November 19, 2019

Early Expatriates Got the Cold Shoulder

The official policy of turning a cold shoulder to the Israeli expatriate population is well documented. Anna Schwarz, a graduate of Hebrew Union College-Jewish Institute of Religion, wrote her 2009 master’s thesis on Israelis living in Los Angeles, in which she discussed at length the Jewish American establishment’s reaction to Israeli immigrants in the 1970s and thereafter.

Prompted by the Israeli government’s disdain for the “deserters,” and fueled by their own apprehension that the Zionist ideal would be deemed a failure if Israelis were leaving the Jewish state in droves, American Jewish institutions reacted to Israeli immigrants in a variety of ways, ranging from hostility to suspicion to disappointment.

For many years, Los Angeles’ American Jewish community more or less ignored the growing population of Israelis in its backyard, perhaps expecting they would just return home eventually — and many did.

The first waves of Israeli immigrants were mostly men seeking education or economic opportunity. They “sat on their suitcases,” as the Hebrew saying goes, ready at a moment’s notice to go back to Israel with the fortune they had amassed or their tails between their legs. This transient mentality didn’t encourage a flourishing of cooperation between American Jews and Israelis. It also didn’t foster a sense of belonging or a connection between the immigrants themselves.

As the Israeli population continued to increase and the duration of their “visits” grew longer, the every-man-for-himself frame of mind began to change. Israelis started looking for ways to gather and socialize, reminisce about haaretz, speak their own language and assist one other.

A new Israeli consul general, Ron Ronen, friendly to his fellow sabras dwelling abroad, arrived in Los Angeles in 1989 and ushered in a new era of outreach to the community. The Federation and the Jewish establishment quickly followed his lead.

Haim Linder, a longtime activist in the community and vice president of the Council of Israeli Community (CIC), an organization promoting community unification and Israeli involvement since 2001, recently wrote a three-part history of Israelis in Los Angeles for the local Hebrew-language weekly, Shavua Israeli. In the articles, Linder, who moved to Los Angeles in 1981, chronicled the flurry of activity in the late 1980s and ’90s: the formation of the Israeli Business Network; the first Israeli Independence Day Festival in 1991; the grass-roots group, Israelis of Los Angeles (ILA), which later evolved into the CIC; an Israeli radio and television station; and the various initiatives in partnership with The Federation.
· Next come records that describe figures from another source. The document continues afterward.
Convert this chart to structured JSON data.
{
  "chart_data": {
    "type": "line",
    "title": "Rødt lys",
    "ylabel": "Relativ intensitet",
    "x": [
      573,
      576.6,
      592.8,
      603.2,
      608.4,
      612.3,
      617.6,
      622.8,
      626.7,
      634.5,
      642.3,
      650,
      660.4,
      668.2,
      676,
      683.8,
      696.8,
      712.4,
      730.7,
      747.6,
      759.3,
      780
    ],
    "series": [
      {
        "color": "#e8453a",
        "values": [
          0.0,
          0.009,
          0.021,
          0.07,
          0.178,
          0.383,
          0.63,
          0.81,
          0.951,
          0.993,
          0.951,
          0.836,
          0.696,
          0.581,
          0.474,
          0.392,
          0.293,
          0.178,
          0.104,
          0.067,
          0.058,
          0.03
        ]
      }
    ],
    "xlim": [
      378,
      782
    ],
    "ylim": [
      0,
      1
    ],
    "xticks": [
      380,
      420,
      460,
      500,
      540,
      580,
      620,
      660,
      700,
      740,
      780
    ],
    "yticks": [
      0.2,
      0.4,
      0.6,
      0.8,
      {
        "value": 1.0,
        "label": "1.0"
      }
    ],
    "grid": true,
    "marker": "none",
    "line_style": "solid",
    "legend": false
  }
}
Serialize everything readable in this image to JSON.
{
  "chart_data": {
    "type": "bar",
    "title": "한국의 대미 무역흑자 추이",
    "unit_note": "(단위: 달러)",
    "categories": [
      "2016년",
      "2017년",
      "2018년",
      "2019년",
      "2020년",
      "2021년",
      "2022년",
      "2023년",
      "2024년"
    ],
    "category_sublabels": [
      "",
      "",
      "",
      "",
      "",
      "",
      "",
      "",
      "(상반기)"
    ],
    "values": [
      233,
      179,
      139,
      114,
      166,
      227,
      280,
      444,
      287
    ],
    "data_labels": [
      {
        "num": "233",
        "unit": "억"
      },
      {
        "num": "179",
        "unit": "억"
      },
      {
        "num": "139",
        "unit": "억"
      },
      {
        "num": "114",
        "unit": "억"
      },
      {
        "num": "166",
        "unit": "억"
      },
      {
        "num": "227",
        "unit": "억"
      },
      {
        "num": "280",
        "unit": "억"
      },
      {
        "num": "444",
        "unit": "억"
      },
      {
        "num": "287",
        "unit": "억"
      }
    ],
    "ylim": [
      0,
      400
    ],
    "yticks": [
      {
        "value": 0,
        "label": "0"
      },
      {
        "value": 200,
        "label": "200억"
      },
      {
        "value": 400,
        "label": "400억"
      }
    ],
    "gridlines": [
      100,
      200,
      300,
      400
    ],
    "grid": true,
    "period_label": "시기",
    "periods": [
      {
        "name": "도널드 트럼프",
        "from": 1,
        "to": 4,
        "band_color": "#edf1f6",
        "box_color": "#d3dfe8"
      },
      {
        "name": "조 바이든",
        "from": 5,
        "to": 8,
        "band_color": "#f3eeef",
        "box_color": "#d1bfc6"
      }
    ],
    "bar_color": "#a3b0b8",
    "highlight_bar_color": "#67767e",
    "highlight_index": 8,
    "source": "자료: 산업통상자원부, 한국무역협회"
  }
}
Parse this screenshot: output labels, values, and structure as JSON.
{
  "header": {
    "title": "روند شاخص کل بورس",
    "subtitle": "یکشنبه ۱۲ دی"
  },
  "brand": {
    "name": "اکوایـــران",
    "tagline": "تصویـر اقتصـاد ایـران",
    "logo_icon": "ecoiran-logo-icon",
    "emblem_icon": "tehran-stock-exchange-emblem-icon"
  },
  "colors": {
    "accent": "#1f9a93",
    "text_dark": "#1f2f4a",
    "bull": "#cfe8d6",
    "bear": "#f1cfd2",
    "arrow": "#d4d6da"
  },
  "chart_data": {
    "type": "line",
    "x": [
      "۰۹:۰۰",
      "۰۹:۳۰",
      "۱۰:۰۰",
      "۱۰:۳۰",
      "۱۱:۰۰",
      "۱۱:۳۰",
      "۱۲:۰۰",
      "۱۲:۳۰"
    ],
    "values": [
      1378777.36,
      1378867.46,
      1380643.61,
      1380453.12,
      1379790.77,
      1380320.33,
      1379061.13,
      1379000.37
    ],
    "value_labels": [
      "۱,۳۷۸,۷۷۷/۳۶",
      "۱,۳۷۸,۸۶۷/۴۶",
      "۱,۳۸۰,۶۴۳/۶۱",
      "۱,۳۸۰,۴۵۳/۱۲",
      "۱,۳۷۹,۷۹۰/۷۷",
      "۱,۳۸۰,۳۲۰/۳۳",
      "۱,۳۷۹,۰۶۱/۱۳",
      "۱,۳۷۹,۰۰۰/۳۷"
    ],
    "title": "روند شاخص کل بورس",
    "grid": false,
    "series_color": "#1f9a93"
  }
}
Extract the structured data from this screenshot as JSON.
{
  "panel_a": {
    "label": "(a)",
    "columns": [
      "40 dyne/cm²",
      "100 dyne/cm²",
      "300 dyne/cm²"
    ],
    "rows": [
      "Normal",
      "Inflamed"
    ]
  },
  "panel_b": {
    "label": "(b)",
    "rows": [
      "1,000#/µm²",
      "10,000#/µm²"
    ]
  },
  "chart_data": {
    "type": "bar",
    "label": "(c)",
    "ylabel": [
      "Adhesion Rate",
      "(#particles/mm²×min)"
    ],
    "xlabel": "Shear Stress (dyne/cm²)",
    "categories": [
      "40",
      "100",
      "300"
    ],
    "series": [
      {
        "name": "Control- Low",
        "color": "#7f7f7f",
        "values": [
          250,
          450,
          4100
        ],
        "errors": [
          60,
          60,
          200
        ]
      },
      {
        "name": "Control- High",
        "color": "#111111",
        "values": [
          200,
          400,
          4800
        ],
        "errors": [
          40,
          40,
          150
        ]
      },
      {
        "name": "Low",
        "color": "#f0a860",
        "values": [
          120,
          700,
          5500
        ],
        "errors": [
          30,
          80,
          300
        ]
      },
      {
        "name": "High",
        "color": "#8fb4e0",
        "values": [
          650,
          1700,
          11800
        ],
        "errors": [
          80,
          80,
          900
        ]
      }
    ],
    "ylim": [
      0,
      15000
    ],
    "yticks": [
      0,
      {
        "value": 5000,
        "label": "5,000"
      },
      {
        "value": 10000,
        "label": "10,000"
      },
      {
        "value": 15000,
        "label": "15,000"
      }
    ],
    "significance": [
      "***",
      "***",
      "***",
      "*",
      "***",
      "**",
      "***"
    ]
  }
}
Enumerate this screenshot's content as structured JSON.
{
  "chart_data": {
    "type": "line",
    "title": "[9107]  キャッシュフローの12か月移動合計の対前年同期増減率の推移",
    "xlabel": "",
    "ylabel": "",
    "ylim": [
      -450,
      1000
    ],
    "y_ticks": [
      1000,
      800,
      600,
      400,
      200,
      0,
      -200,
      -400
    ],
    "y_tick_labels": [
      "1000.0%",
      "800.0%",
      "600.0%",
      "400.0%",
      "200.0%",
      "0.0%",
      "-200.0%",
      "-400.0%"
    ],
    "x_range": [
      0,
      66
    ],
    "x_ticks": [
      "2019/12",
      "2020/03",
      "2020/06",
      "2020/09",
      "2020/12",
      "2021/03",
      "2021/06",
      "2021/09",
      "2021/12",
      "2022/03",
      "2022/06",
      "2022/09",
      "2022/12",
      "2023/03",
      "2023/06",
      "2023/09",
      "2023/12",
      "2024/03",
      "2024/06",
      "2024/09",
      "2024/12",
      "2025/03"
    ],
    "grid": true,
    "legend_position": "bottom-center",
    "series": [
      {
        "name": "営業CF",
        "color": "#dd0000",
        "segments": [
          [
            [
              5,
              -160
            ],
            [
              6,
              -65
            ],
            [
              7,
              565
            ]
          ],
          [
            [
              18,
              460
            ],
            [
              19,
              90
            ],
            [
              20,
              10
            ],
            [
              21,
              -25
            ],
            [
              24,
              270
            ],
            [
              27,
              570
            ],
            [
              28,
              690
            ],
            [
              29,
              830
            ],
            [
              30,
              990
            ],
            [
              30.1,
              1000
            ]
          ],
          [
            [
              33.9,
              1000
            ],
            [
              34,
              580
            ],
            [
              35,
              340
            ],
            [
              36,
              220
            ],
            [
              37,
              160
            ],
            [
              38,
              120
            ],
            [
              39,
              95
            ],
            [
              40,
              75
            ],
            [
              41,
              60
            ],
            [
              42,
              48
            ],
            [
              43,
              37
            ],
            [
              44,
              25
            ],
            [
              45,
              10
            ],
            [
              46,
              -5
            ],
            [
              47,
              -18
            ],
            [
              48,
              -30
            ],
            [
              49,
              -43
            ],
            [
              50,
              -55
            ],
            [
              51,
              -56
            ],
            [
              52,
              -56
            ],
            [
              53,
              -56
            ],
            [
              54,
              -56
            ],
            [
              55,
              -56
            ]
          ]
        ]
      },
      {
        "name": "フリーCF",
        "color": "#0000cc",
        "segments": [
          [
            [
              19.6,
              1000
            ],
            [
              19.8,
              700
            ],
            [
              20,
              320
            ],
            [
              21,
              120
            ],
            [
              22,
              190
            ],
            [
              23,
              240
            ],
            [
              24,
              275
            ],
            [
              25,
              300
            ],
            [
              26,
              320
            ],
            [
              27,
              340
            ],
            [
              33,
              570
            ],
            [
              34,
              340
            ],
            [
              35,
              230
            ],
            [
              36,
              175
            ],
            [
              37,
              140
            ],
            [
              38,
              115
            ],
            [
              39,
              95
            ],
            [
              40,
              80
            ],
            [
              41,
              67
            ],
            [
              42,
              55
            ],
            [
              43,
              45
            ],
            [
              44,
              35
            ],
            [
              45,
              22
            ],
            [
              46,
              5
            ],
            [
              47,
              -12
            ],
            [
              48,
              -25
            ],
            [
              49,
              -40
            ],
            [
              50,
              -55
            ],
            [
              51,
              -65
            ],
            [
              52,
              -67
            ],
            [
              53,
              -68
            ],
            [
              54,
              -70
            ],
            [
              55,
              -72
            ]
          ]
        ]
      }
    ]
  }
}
In 1990, Schwarz writes in her graduate thesis, a group of Israelis were trained to make phone calls in Hebrew for The Federation’s phone-a-thon to support Israel’s Operation Exodus — a first.

However, the honeymoon didn’t last. Relations between the Israeli community and the American Jewish establishment soon soured, and the organizations, many of which were Israeli branches of existing Jewish organizations, withered. At the core of the collapse was a fundamental difference in cultures and mentalities.

“It is difficult for Israelis to understand the critical importance a community plays in the Diaspora,” said Shoham Nicolet, executive director of the newly thriving Israeli Leadership Council, who has lived here since 2000. “In a sense, Israel is one big Jewish community that provides everything you and your children need to live as Jews. You don’t have to be active; you don’t have to be a member of anything, and you certainly don’t have to donate money in order to have a community.”

The American Jewish concept of paying for synagogue membership is foreign to Israelis. In Israel, you walk down the street to the nearest synagogue and pray, Nicolet said. For Diaspora Jews, a synagogue is the cornerstone of the community, whereas for most Israelis, a synagogue is a religious center, not a place to socialize or send your kids to school or attend book clubs.

“Persian Jews and Russian Jews came from the Diaspora; they had to build their own community and organizations in order to survive in those hostile environments,” explained Yoram Gutman, a veteran who has witnessed the evolution of the community. Gutman is executive director of the 20-year-old Israel Independence Day Festival at Woodley Park in the San Fernando Valley, which draws between 20,000 to 40,000 people every year to what he says is the largest gathering of Israelis in the United States.

“Israelis come from a country where the government takes care of everything, or you take care of yourself,” he explained. “Israelis don’t know how to live outside of Israel. They have to relearn how to live in the Diaspora.”